Memory fragmentation would account for it... what is not clear is whether the Apps use of memory is causing paging? this would also slow things up.... and could cause the same issues.

Tony Lambert
A: 

It the problem really is memory fragmentation, there is not much you can do about it.

But before you give up in despair, try running your app with a execution profiler to see if it is spending a lot of time executing in an unexpected place. It is possible that the slow down is actually due to a problem in your algorithms, and nothing to do with memory fragmentation. As people have already said, J2ME garbage collectors should not suffer from fragmentation issues.

Stephen C
A: 

Consider looking at garbage collection statistics. You should have a lot more on the last run than the first, if your theory is to hold. Another thought might be that something else eats your memory so your application has less.

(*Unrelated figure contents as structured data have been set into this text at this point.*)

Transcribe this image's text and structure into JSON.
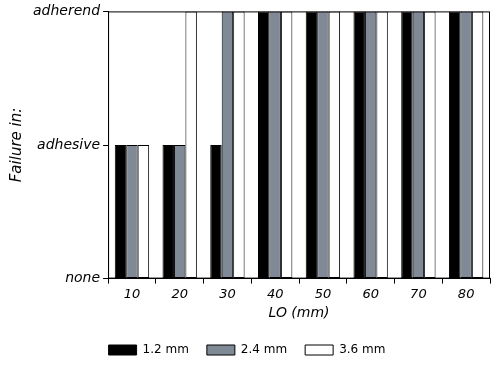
{
  "chart_data": {
    "type": "bar",
    "x_label": "LO (mm)",
    "y_label": "Failure in:",
    "categories": [
      "10",
      "20",
      "30",
      "40",
      "50",
      "60",
      "70",
      "80"
    ],
    "series": [
      {
        "name": "1.2 mm",
        "color": "#000000",
        "values": [
          1,
          1,
          1,
          2,
          2,
          2,
          2,
          2
        ]
      },
      {
        "name": "2.4 mm",
        "color": "#7f8a96",
        "values": [
          1,
          1,
          2,
          2,
          2,
          2,
          2,
          2
        ]
      },
      {
        "name": "3.6 mm",
        "color": "#ffffff",
        "values": [
          1,
          2,
          2,
          2,
          2,
          2,
          2,
          2
        ]
      }
    ],
    "ylim": [
      0,
      2
    ],
    "yticks": [
      {
        "value": 0,
        "label": "none"
      },
      {
        "value": 1,
        "label": "adhesive"
      },
      {
        "value": 2,
        "label": "adherend"
      }
    ],
    "grid": false,
    "legend": "bottom"
  }
}
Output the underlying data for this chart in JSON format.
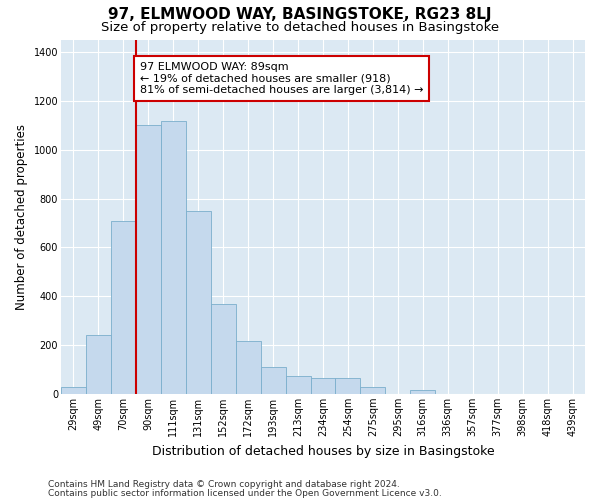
{
  "title": "97, ELMWOOD WAY, BASINGSTOKE, RG23 8LJ",
  "subtitle": "Size of property relative to detached houses in Basingstoke",
  "xlabel": "Distribution of detached houses by size in Basingstoke",
  "ylabel": "Number of detached properties",
  "categories": [
    "29sqm",
    "49sqm",
    "70sqm",
    "90sqm",
    "111sqm",
    "131sqm",
    "152sqm",
    "172sqm",
    "193sqm",
    "213sqm",
    "234sqm",
    "254sqm",
    "275sqm",
    "295sqm",
    "316sqm",
    "336sqm",
    "357sqm",
    "377sqm",
    "398sqm",
    "418sqm",
    "439sqm"
  ],
  "values": [
    30,
    240,
    710,
    1100,
    1120,
    750,
    370,
    215,
    110,
    75,
    65,
    65,
    30,
    0,
    15,
    0,
    0,
    0,
    0,
    0,
    0
  ],
  "bar_color": "#c5d9ed",
  "bar_edge_color": "#7aaecc",
  "vline_position": 2.5,
  "vline_color": "#cc0000",
  "annotation_text": "97 ELMWOOD WAY: 89sqm\n← 19% of detached houses are smaller (918)\n81% of semi-detached houses are larger (3,814) →",
  "annotation_box_facecolor": "white",
  "annotation_box_edgecolor": "#cc0000",
  "ylim": [
    0,
    1450
  ],
  "yticks": [
    0,
    200,
    400,
    600,
    800,
    1000,
    1200,
    1400
  ],
  "footnote_line1": "Contains HM Land Registry data © Crown copyright and database right 2024.",
  "footnote_line2": "Contains public sector information licensed under the Open Government Licence v3.0.",
  "bg_color": "#dce9f3",
  "grid_color": "#ffffff",
  "title_fontsize": 11,
  "subtitle_fontsize": 9.5,
  "xlabel_fontsize": 9,
  "ylabel_fontsize": 8.5,
  "tick_fontsize": 7,
  "annotation_fontsize": 8,
  "footnote_fontsize": 6.5
}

In other words, profiler time :)

Thorbjørn Ravn Andersen
+1  A: 

If you've got a little bit of time, you could test your theory by re-using the memory by using Memory Pool techniques: each run of the task uses the 'same' chunks of memory by getting them from the pool and returning them at release time.

If you're still seeing the degrading performance after doing this investigation, it's not memory fragmentation causing the problem. Let us all know your results and we can help troubleshoot further.

JBRWilkinson
A: 

What OS are you running this on? I have some experience with Windows CE5 (or Windows Mobile) devices. CE5's operating system level memory architecture is quite broken and will fail soon for memory intensive applications. Your graph does not have any scales, but every process only gets 32MB of address space on CE5. The VM and shared libraries will take their fair share of that as well, leaving you with quite little left. The only way around this is to re-use the memory you allocated instead of giving it back to the collector and re-allocating later. This is, of course, much more low-level programming than you would usually want to do in Java, but on this platform you might be out of luck.